Given the acknowledged importance of existing and emerging mobile code technologies, remarkably little attention has so far been devoted to the management of mobile programs. The by far predominant model, which for example underlies the distribution of Java “applets” over the Internet, identifies dynamically linkable parts of mobile programs by a URL string. The model further assumes that the constituent parts that make up a mobile program will all be downloaded to a single location, and then verified, linked, possibly dynamically compiled, and finally executed at that very location.

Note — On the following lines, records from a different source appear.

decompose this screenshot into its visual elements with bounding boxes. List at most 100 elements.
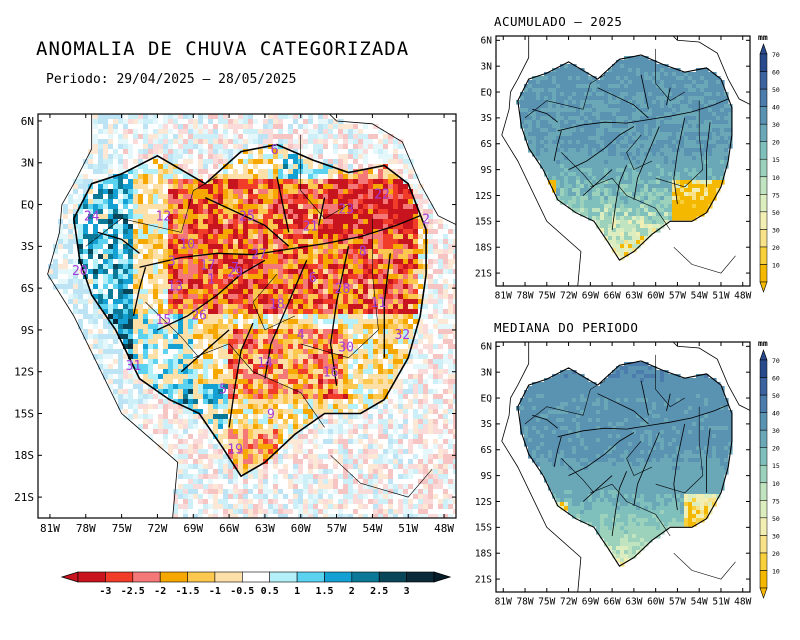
lat-tick-label: 18S [14,449,34,462]
colorbar-label: 2.5 [370,586,388,597]
lon-tick-label: 60W [647,291,664,302]
colorbar-arrow-right [434,572,450,582]
colorbar-segment [352,572,379,582]
colorbar-label: 600 [772,69,780,77]
lon-tick-label: 69W [582,597,599,608]
colorbar-label: 75 [772,497,780,505]
accumulated-map-title: ACUMULADO — 2025 [494,14,622,29]
basin-number-label: 6 [309,271,317,286]
basin-number-label: 15 [156,313,172,328]
colorbar-label: 600 [772,375,780,383]
lon-tick-label: 63W [255,522,275,535]
colorbar-segment [760,518,767,536]
colorbar-segment [760,483,767,501]
basin-number-label: 22 [374,187,390,202]
colorbar-label: 0.5 [261,586,279,597]
lat-tick-label: 15S [475,217,492,228]
basin-number-label: 11 [371,296,387,311]
colorbar-label: 20 [772,244,780,252]
lon-tick-label: 57W [669,291,686,302]
basin-number-label: 10 [179,238,195,253]
lon-tick-label: 63W [625,291,642,302]
colorbar-segment [160,572,187,582]
colorbar-segment [760,72,767,90]
lat-tick-label: 18S [475,549,492,560]
colorbar-label: 50 [772,209,780,217]
colorbar-segment [760,360,767,378]
colorbar-label: 200 [772,139,780,147]
colorbar-label: 200 [772,445,780,453]
basin-number-label: 16 [323,366,339,381]
lat-tick-label: EQ [481,87,493,98]
lat-tick-label: 9S [481,471,493,482]
lat-tick-label: 9S [21,324,34,337]
lon-tick-label: 81W [495,291,512,302]
colorbar-segment [760,194,767,212]
lat-tick-label: 3S [481,419,493,430]
colorbar-segment [760,107,767,125]
basin-number-label: 13 [167,279,183,294]
lon-tick-label: 66W [219,522,239,535]
basin-number-label: 25 [239,210,255,225]
colorbar-segment [760,229,767,247]
lon-tick-label: 78W [516,597,533,608]
lon-tick-label: 48W [734,291,751,302]
lat-tick-label: 3N [481,367,493,378]
lon-tick-label: 81W [495,597,512,608]
basin-number-label: 3 [168,254,176,269]
lat-tick-label: EQ [21,198,34,211]
basin-number-label: 19 [227,442,243,457]
colorbar-label: -1 [209,586,221,597]
lon-tick-label: 51W [712,291,729,302]
colorbar-segment [760,54,767,72]
colorbar-segment [760,247,767,265]
basin-number-label: 4 [297,328,305,343]
lon-tick-label: 75W [538,291,555,302]
basin-number-label: 26 [191,309,207,324]
colorbar-segment [297,572,324,582]
basin-number-label: 9 [267,408,275,423]
colorbar-label: 75 [772,191,780,199]
colorbar-label: -1.5 [175,586,199,597]
colorbar-segment [760,124,767,142]
lat-tick-label: 6N [481,36,493,47]
lon-tick-label: 78W [516,291,533,302]
colorbar-segment [760,500,767,518]
colorbar-unit: mm [758,33,768,42]
colorbar-label: 400 [772,410,780,418]
lat-tick-label: 18S [475,243,492,254]
colorbar-segment [407,572,434,582]
colorbar-segment [105,572,132,582]
colorbar-segment [78,572,105,582]
colorbar-label: 1 [294,586,300,597]
lat-tick-label: 15S [14,407,34,420]
basin-number-label: 31 [126,359,142,374]
basin-number-label: 30 [338,341,354,356]
colorbar-segment [325,572,352,582]
lon-tick-label: 51W [398,522,418,535]
basin-number-label: 5 [219,382,227,397]
main-map-title: ANOMALIA DE CHUVA CATEGORIZADA [36,38,409,60]
colorbar-label: 700 [772,357,780,365]
precip-colorbar: 1020305075100150200300400500600700 [760,44,780,292]
lat-tick-label: 15S [475,523,492,534]
lon-tick-label: 66W [604,597,621,608]
lat-tick-label: 6N [21,115,34,128]
colorbar-label: 30 [772,226,780,234]
colorbar-unit: mm [758,339,768,348]
colorbar-segment [215,572,242,582]
basin-number-label: 17 [200,259,216,274]
colorbar-segment [760,430,767,448]
basin-number-label: 8 [359,245,367,260]
lon-tick-label: 63W [625,597,642,608]
lon-tick-label: 54W [362,522,382,535]
colorbar-segment [760,265,767,283]
colorbar-arrow-left [62,572,78,582]
colorbar-label: -3 [99,586,111,597]
lat-tick-label: 3S [21,240,34,253]
basin-number-label: 18 [269,298,285,313]
colorbar-label: 700 [772,51,780,59]
lat-tick-label: 3S [481,113,493,124]
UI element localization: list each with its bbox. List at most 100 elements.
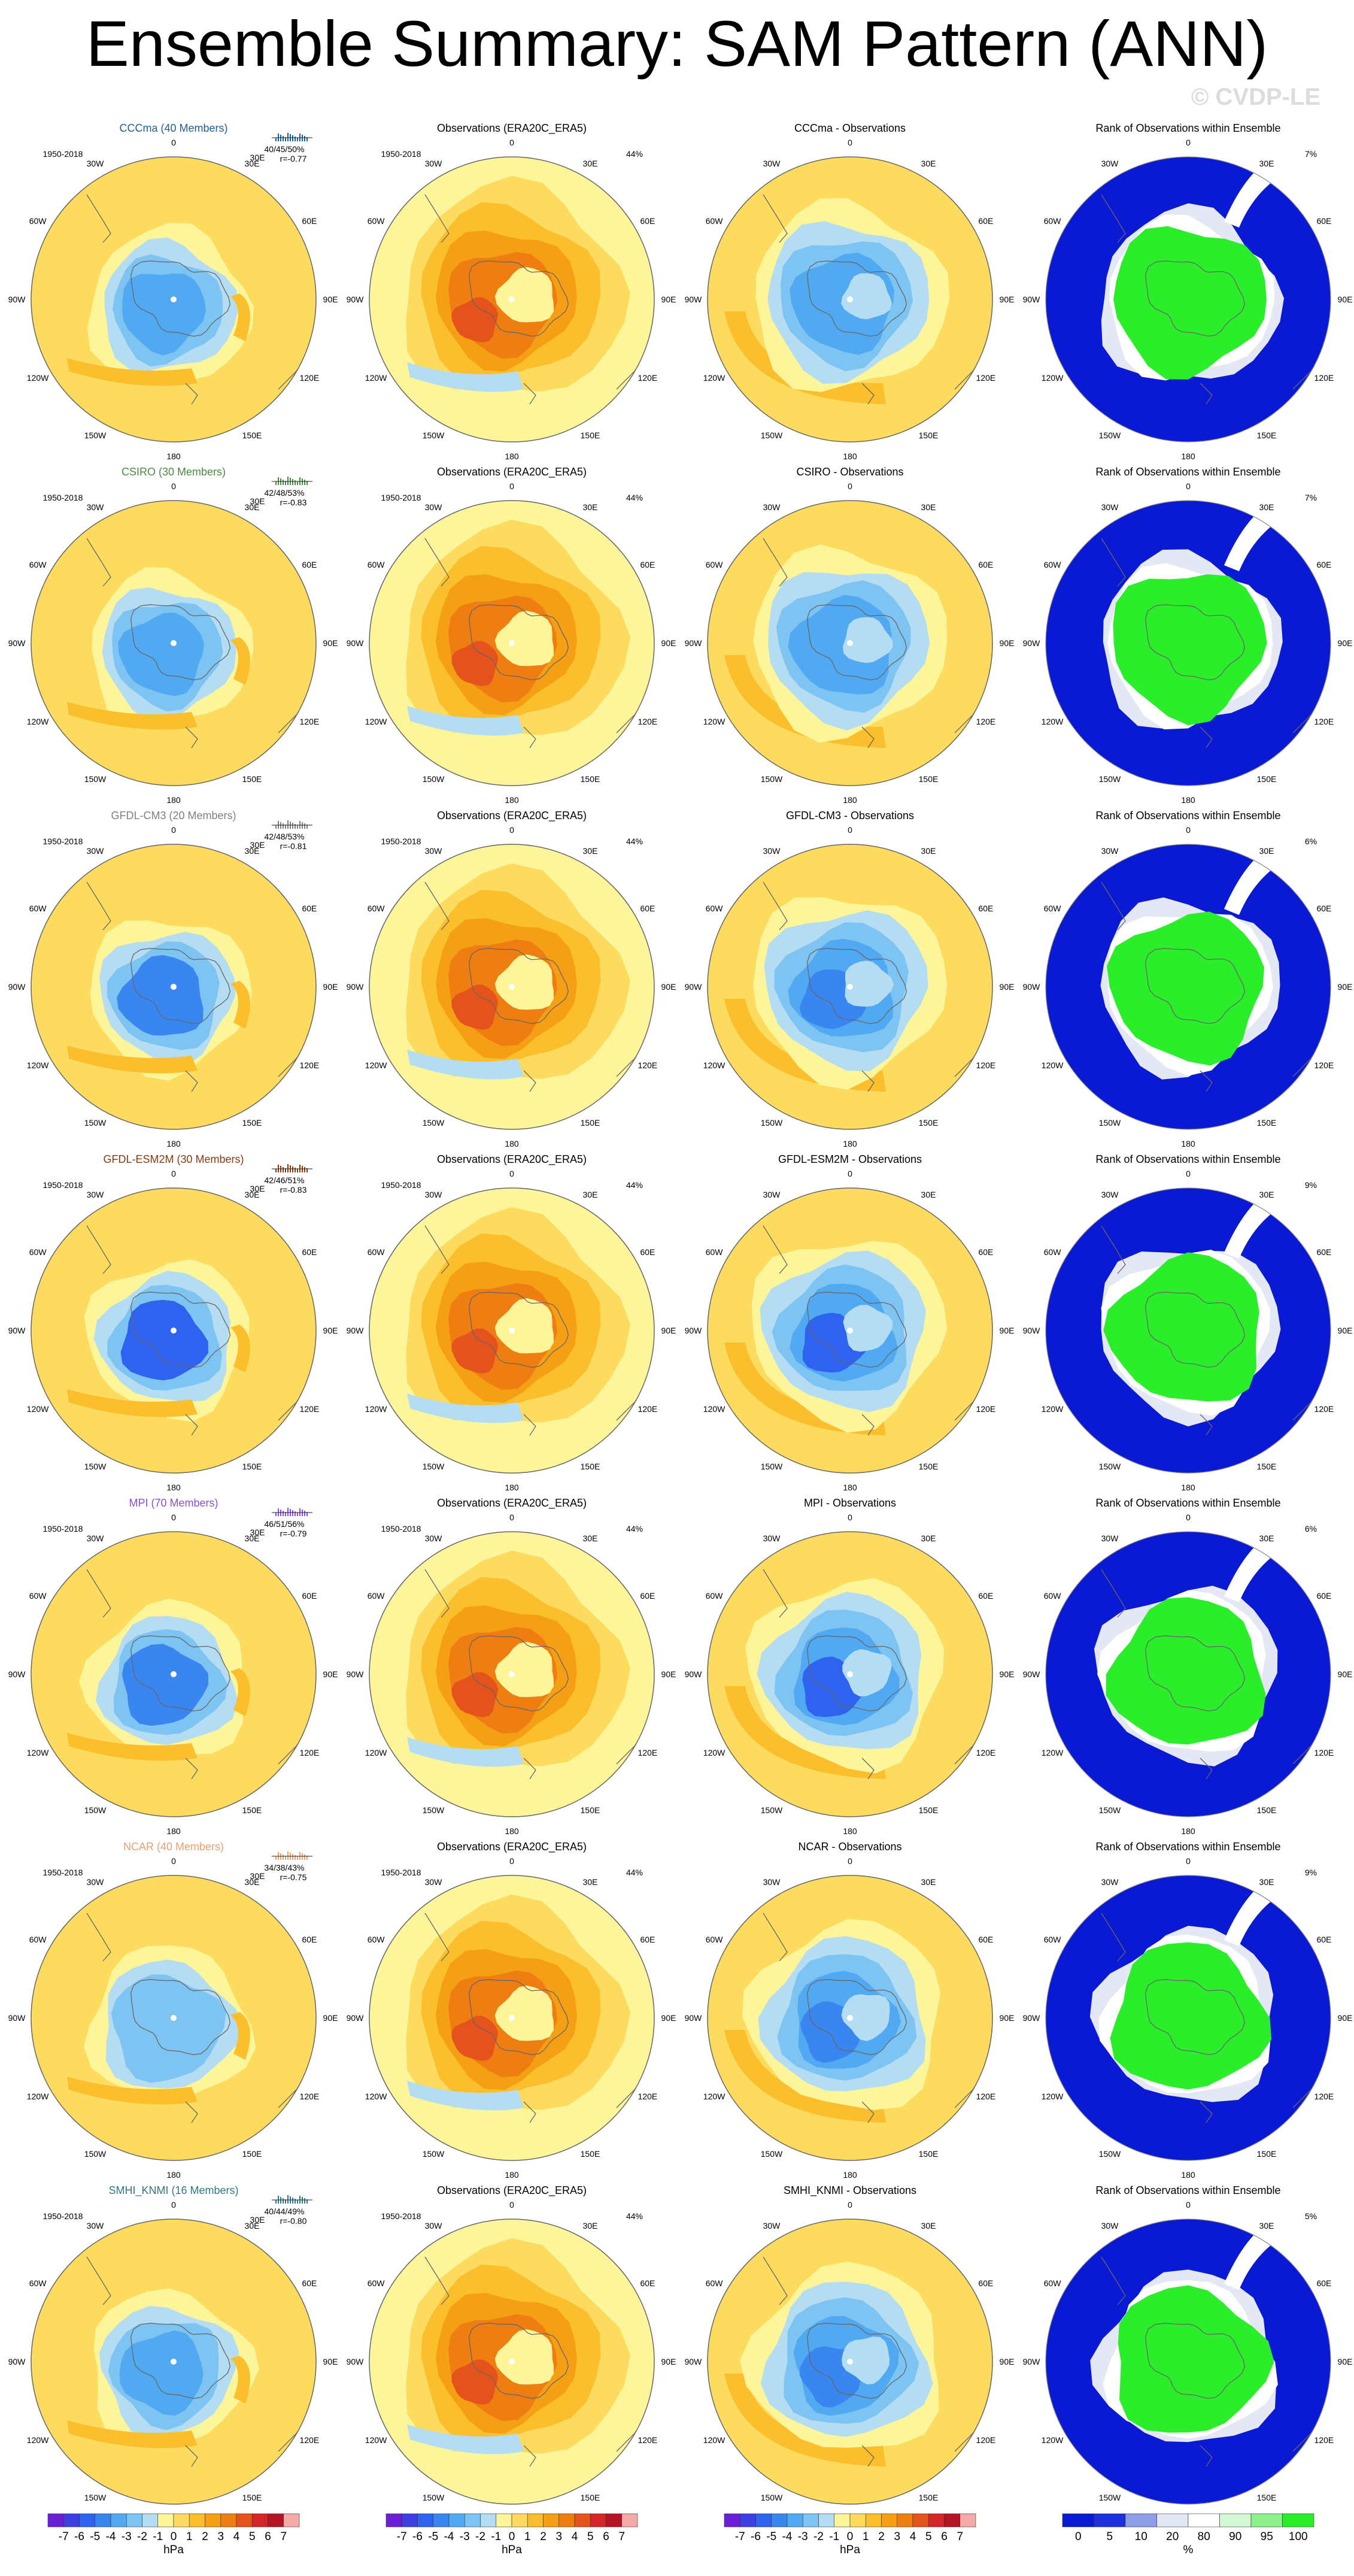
longitude-label: 180 [505, 1826, 519, 1836]
longitude-label: 60E [978, 1247, 993, 1257]
longitude-label: 30E [245, 159, 260, 168]
observations-panel: Observations (ERA20C_ERA5) 1950-2018 44% 0 3… [347, 1153, 676, 1492]
difference-panel-title: GFDL-ESM2M - Observations [778, 1153, 922, 1165]
longitude-label: 90E [661, 982, 676, 992]
contour-fill [494, 1642, 554, 1698]
longitude-label: 60W [29, 1247, 47, 1257]
map-border [707, 500, 993, 786]
longitude-label: 150E [242, 2149, 262, 2159]
longitude-label: 30E [250, 1528, 265, 1537]
graticule: 0 30E 60E 90E 120E 150E 180 150W 120W 90W 60W 30W [1023, 1169, 1353, 1492]
longitude-label: 180 [843, 795, 857, 805]
pole-marker [847, 2359, 853, 2365]
contour-fill [451, 641, 499, 686]
longitude-label: 90W [685, 295, 703, 304]
longitude-label: 60W [706, 904, 724, 913]
longitude-label: 0 [1186, 2200, 1191, 2210]
colorbar-hpa: -7 -6 -5 -4 -3 -2 -1 0 1 2 3 4 5 6 7 hPa [47, 2513, 300, 2556]
longitude-label: 150E [242, 2493, 262, 2502]
pole-marker [509, 296, 515, 302]
map-border [1045, 844, 1331, 1130]
pole-marker [509, 1671, 515, 1677]
longitude-label: 120W [27, 373, 49, 383]
longitude-label: 30W [87, 2221, 105, 2230]
rank-panel: Rank of Observations within Ensemble 5% 0 3… [1023, 2184, 1353, 2523]
longitude-label: 60W [1044, 1247, 1062, 1257]
longitude-label: 120W [703, 1060, 725, 1070]
longitude-label: 0 [848, 825, 852, 835]
variance-range-label: 34/38/43% [265, 1863, 305, 1872]
longitude-label: 90W [685, 2357, 703, 2366]
longitude-label: 120E [976, 1748, 996, 1757]
pole-marker [509, 984, 515, 990]
longitude-label: 90E [323, 1669, 338, 1679]
rank-fill [1107, 911, 1264, 1066]
colorbar-swatch [543, 2513, 560, 2527]
longitude-label: 120E [300, 1748, 320, 1757]
colorbar-swatch [558, 2513, 575, 2527]
colorbar-swatch [448, 2513, 465, 2527]
longitude-label: 30E [921, 502, 936, 512]
contour-fill [67, 1045, 198, 1074]
longitude-label: 30E [250, 153, 265, 162]
longitude-label: 60E [640, 1591, 655, 1601]
longitude-label: 0 [171, 481, 176, 491]
longitude-label: 180 [1181, 2170, 1195, 2180]
colorbar-tick-label: -3 [798, 2530, 808, 2543]
longitude-label: 180 [1181, 1826, 1195, 1836]
map-border [31, 156, 317, 443]
ensemble-panel-title: SMHI_KNMI (16 Members) [108, 2184, 238, 2197]
longitude-label: 150E [242, 774, 262, 784]
colorbar-tick-label: 20 [1166, 2530, 1179, 2543]
longitude-label: 30E [1259, 2221, 1274, 2230]
colorbar-tick-label: 10 [1135, 2530, 1147, 2543]
longitude-label: 30E [1259, 1190, 1274, 1199]
colorbar-tick-label: -6 [74, 2530, 84, 2543]
colorbar-tick-label: 3 [894, 2530, 900, 2543]
longitude-label: 30W [763, 502, 781, 512]
contour-fill [451, 2359, 499, 2405]
longitude-label: 60E [640, 1247, 655, 1257]
longitude-label: 60E [640, 904, 655, 913]
pole-marker [171, 296, 177, 302]
contour-fill [407, 1737, 524, 1767]
pattern-correlation-label: r=-0.77 [280, 154, 307, 163]
longitude-label: 150E [919, 2149, 939, 2159]
colorbar-tick-label: 7 [957, 2530, 963, 2543]
longitude-label: 30E [583, 1534, 598, 1543]
watermark-text: © CVDP-LE [1191, 84, 1320, 110]
variance-range-label: 42/48/53% [265, 832, 305, 841]
map-border [1045, 2219, 1331, 2505]
observations-panel: Observations (ERA20C_ERA5) 1950-2018 44% 0 3… [347, 1497, 676, 1836]
longitude-label: 90W [1023, 1669, 1041, 1679]
longitude-label: 150E [242, 1805, 262, 1815]
observations-panel-title: Observations (ERA20C_ERA5) [437, 810, 587, 822]
longitude-label: 30W [425, 1877, 443, 1887]
longitude-label: 60W [1044, 560, 1062, 569]
longitude-label: 90E [323, 2357, 338, 2366]
longitude-label: 150E [1257, 2493, 1277, 2502]
longitude-label: 120W [1042, 2435, 1064, 2445]
contour-fill [120, 1299, 208, 1381]
variance-label: 44% [626, 2211, 643, 2221]
member-histogram [272, 477, 312, 485]
longitude-label: 30E [921, 159, 936, 168]
colorbar-tick-label: 6 [603, 2530, 609, 2543]
longitude-label: 30W [763, 159, 781, 168]
longitude-label: 30E [583, 502, 598, 512]
longitude-label: 30E [1259, 846, 1274, 856]
colorbar-swatch [126, 2513, 142, 2527]
longitude-label: 90E [1000, 1326, 1015, 1335]
longitude-label: 120E [1314, 373, 1334, 383]
longitude-label: 150E [1257, 2149, 1277, 2159]
graticule: 0 30E 60E 90E 120E 150E 180 150W 120W 90W 60W 30W [347, 1513, 676, 1836]
longitude-label: 60W [706, 560, 724, 569]
graticule: 0 30E 60E 90E 120E 150E 180 150W 120W 90W 60W 30W [685, 1856, 1015, 2180]
longitude-label: 0 [1186, 1169, 1191, 1178]
member-histogram [272, 133, 312, 141]
variance-range-label: 46/51/56% [265, 1519, 305, 1529]
longitude-label: 120E [638, 2435, 658, 2445]
contour-fill [842, 2336, 890, 2384]
colorbar-swatch [1219, 2513, 1252, 2527]
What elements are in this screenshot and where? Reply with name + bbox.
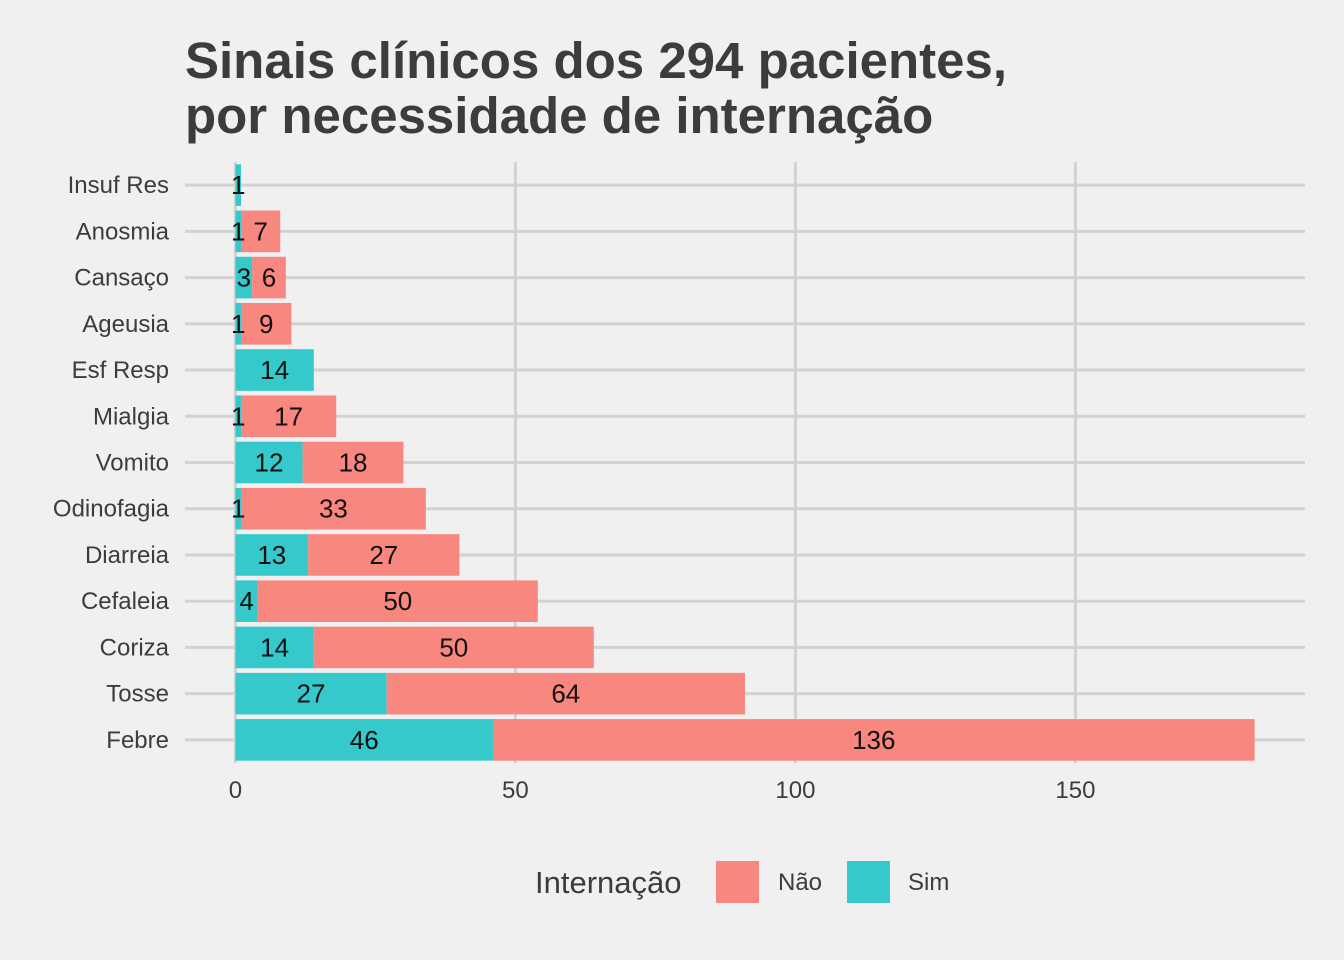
x-tick-label: 50	[502, 777, 529, 804]
y-tick-label: Odinofagia	[53, 496, 170, 523]
legend-label: Não	[778, 869, 822, 896]
y-tick-label: Vomito	[96, 450, 169, 477]
chart-title-line-2: por necessidade de internação	[185, 87, 933, 144]
bar-sim	[235, 626, 314, 669]
legend: Internação Não Sim	[535, 861, 949, 903]
bar-value-label: 1	[231, 494, 245, 524]
bar-não	[302, 441, 404, 484]
x-tick-label: 100	[775, 777, 815, 804]
bars-layer	[235, 164, 1255, 761]
bar-sim	[235, 210, 241, 253]
bar-value-label: 12	[255, 448, 284, 478]
bar-sim	[235, 395, 241, 438]
bar-sim	[235, 441, 303, 484]
bar-value-label: 14	[260, 355, 289, 385]
bar-value-label: 4	[239, 586, 253, 616]
y-tick-label: Ageusia	[82, 311, 169, 338]
y-axis: Insuf Res Anosmia Cansaço Ageusia Esf Resp Mi…	[53, 172, 170, 754]
legend-key	[847, 861, 890, 903]
bar-value-label: 46	[350, 725, 379, 755]
y-tick-label: Mialgia	[93, 403, 170, 430]
y-tick-label: Cansaço	[74, 265, 169, 292]
bar-value-label: 33	[319, 494, 348, 524]
bar-value-label: 18	[339, 448, 368, 478]
bar-não	[493, 719, 1255, 761]
bar-sim	[235, 349, 314, 391]
bar-value-label: 50	[439, 632, 468, 662]
bar-value-label: 1	[231, 401, 245, 431]
bar-value-label: 64	[551, 679, 580, 709]
bar-value-label: 27	[369, 540, 398, 570]
bar-sim	[235, 303, 241, 345]
bar-não	[308, 534, 460, 576]
bar-value-label: 50	[383, 586, 412, 616]
bar-sim	[235, 719, 493, 761]
bar-não	[257, 580, 538, 622]
x-tick-label: 150	[1055, 777, 1095, 804]
legend-key	[716, 861, 759, 903]
bar-sim	[235, 487, 241, 530]
bar-sim	[235, 672, 387, 715]
bar-não	[386, 672, 745, 715]
bar-sim	[235, 256, 253, 299]
x-tick-label: 0	[229, 777, 242, 804]
y-tick-label: Cefaleia	[81, 588, 170, 615]
bar-value-label: 9	[259, 309, 273, 339]
y-tick-label: Insuf Res	[68, 172, 169, 199]
chart-title-line-1: Sinais clínicos dos 294 pacientes,	[185, 32, 1007, 89]
bar-value-label: 13	[257, 540, 286, 570]
y-tick-label: Esf Resp	[72, 357, 169, 384]
y-tick-label: Coriza	[100, 634, 170, 661]
legend-title: Internação	[535, 865, 682, 900]
bar-value-label: 1	[231, 216, 245, 246]
bar-não	[313, 626, 594, 669]
bar-value-label: 17	[274, 401, 303, 431]
bar-value-label: 6	[262, 263, 276, 293]
y-tick-label: Diarreia	[85, 542, 170, 569]
bar-sim	[235, 534, 309, 576]
bar-sim	[235, 164, 241, 206]
bar-não	[241, 395, 337, 438]
bar-value-label: 1	[231, 309, 245, 339]
bar-não	[252, 256, 286, 299]
y-tick-label: Febre	[106, 727, 169, 754]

It is immediately obvious that this model is far too primitive to capture the whole spectrum of meaningful distribution schemes for mobile code. There are many modes of mobile-code dissemination and deployment that are likely to be highly useful, but that are badly or not at all supported by current distribution models and architectures. What is needed is an overarching architecture that can describe not only current modes of mobile-code deployment, but also all meaningful future ones such as the physical separation of the machines performing verification, dynamic compilation, and execution, and support for the existence of multiple levels of security along the code distribution pipeline.

We are conducting methodical research to implement a prototype mobile-code distribution architecture. First, we are developing a comprehensive model that can capture all meaningful modes of mobile-code deployment, including issues of code versioning, code migration, and the differentiation between code validation, dynamic code translation between instruction formats, and code execution, which potentially could occur at multiple physically disjoint sites. This model provides a taxonomy of mobile-code distribution modes. Simultaneously, we are casting this model into an actual extensible distributed safe and secure code management architecture. As a practical application of this architecture, we are currently implementing a prototype system in which native code is generated at a firewall from a mobile-code distribution format and then downloaded to computationally restricted devices deployed in the theater via a secure high-bandwidth short-range wireless link

Second, our focus is on making a greater range of security policies amenable to automatic verification, by creating source-language constructs and accompanying type systems for representing these properties directly at the source-language level. Any such policy that can be cast into a language construct not only enables mechanical checking at the code receiver’s side, but also directly exposes these policies to the programmer rather than hiding them behind an API. It thereby raises the semantic level on which mobile code can be reasoned about and enhances the programmer’s understanding of the process.

Current mobile-code formats require verification by the code recipient to guard against potentially malicious actions of an incoming mobile program. Such verification is needed even when a mobile program originated in a “safe” language such as Java, because the transmission might have been corrupted by an adversary.

We have come up with an alternative approach based on a family of mobile code formats that simply don't allow illegal programs to be represented in the first place. In such an inherently safe format, any given bit-sequence of sufficient length is guaranteed to map back to a legal program in the original encoding domain, which in our prototype is Java. Hence, any incoming program that meets trivial well-formedness criteria is guaranteed to be legal and no code verification is necessary.

Our method enables the tamper-proof transport of performance enhancing annotations along with the program. In our current implementation, we are able to perform escape analysis at the code producer's side and can encode the results of this analysis in a manner that cannot be falsified in transit. Interestingly, adding annotations increases encoding density since it reduces the number of valid choices that need to be represented, so that the addition of the annotations comes at almost no space cost.

While our current implementation focuses on Java, the method is completely generic and can be adapted easily to other domains. To demonstrate this point, we were able to build an additional encoder for Oberon in less than a week.